New York State is headed toward requiring 501(c)(4) groups that lobby to disclose their donors, a significant new requirement that may be a first for any state. As more and more money is being spent to influence state governments, the New York State Joint Commission on Public Ethics approved draft regulations and guidelines to increase lobbying disclosure and reporting requirements.
Advocacy groups that lobby, such as 501(c)(4) organizations that have not had to disclose their donors, will have to disclose certain contributions under the new regulations, which still must go through New York’s formal rule promulgating process. Once a person or entity that retains a lobbyist or lobbies on its own behalf spends over $50,000 and meets other spending and timing thresholds, it must disclose certain contributions – generally, contributions over $5,000 in the aggregate from a “single source.” The “single source” rule requires aggregating contributions from donors who live in the same household, are a parent and subsidiary, or are subsidiaries with the same corporate parent.
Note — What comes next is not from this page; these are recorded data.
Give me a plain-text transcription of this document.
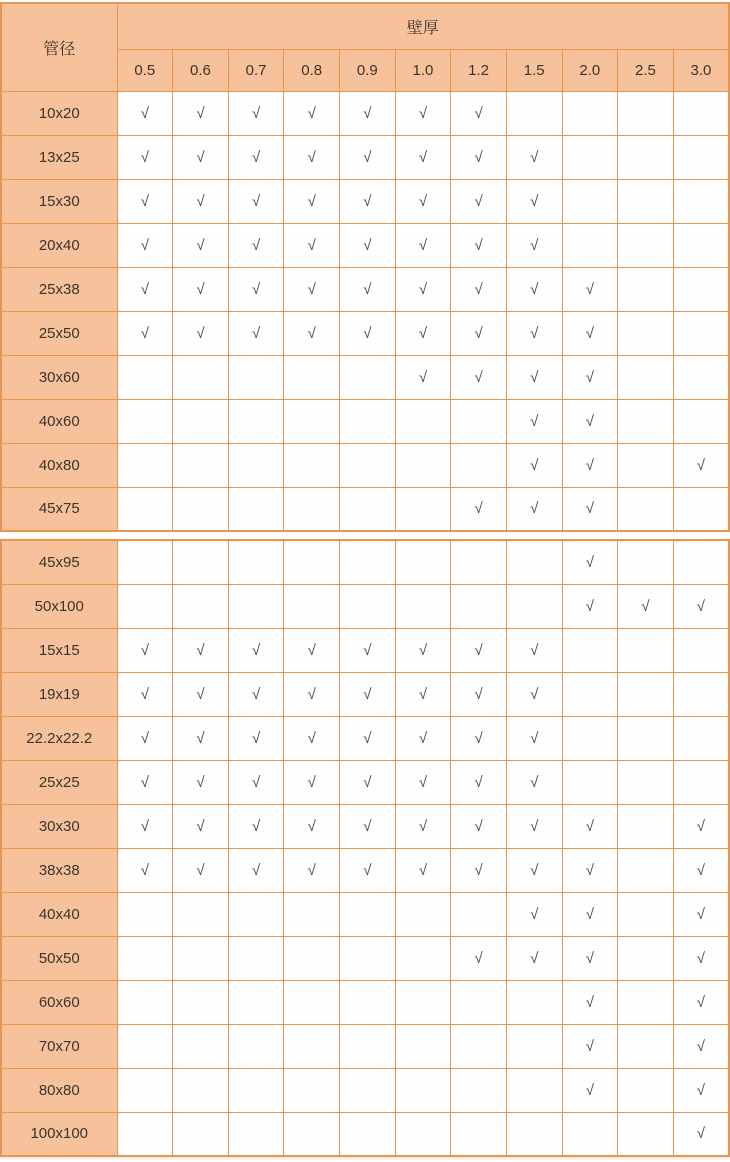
管径	壁厚										
	0.5	0.6	0.7	0.8	0.9	1.0	1.2	1.5	2.0	2.5	3.0
10x20	√	√	√	√	√	√	√				
13x25	√	√	√	√	√	√	√	√			
15x30	√	√	√	√	√	√	√	√			
20x40	√	√	√	√	√	√	√	√			
25x38	√	√	√	√	√	√	√	√	√		
25x50	√	√	√	√	√	√	√	√	√		
30x60						√	√	√	√		
40x60								√	√		
40x80								√	√		√
45x75							√	√	√		
45x95									√		
50x100									√	√	√
15x15	√	√	√	√	√	√	√	√			
19x19	√	√	√	√	√	√	√	√			
22.2x22.2	√	√	√	√	√	√	√	√			
25x25	√	√	√	√	√	√	√	√			
30x30	√	√	√	√	√	√	√	√	√		√
38x38	√	√	√	√	√	√	√	√	√		√
40x40								√	√		√
50x50							√	√	√		√
60x60									√		√
70x70									√		√
80x80									√		√
100x100											√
There are a few important caveats. Charitable 501(c)(3) organizations are statutorily exempt from the disclosure requirements and 501(c)(4) organizations can seek exemptions if they fear that disclosing donors may cause harm. Any donor can also seek an exemption if he can show there is a substantial likelihood that disclosing the contribution would cause harm.
The Commission also approved guidelines that require lobbyists and clients to disclose certain business relationships with New York State legislators and statewide elected officials, as well as legislative and state employees.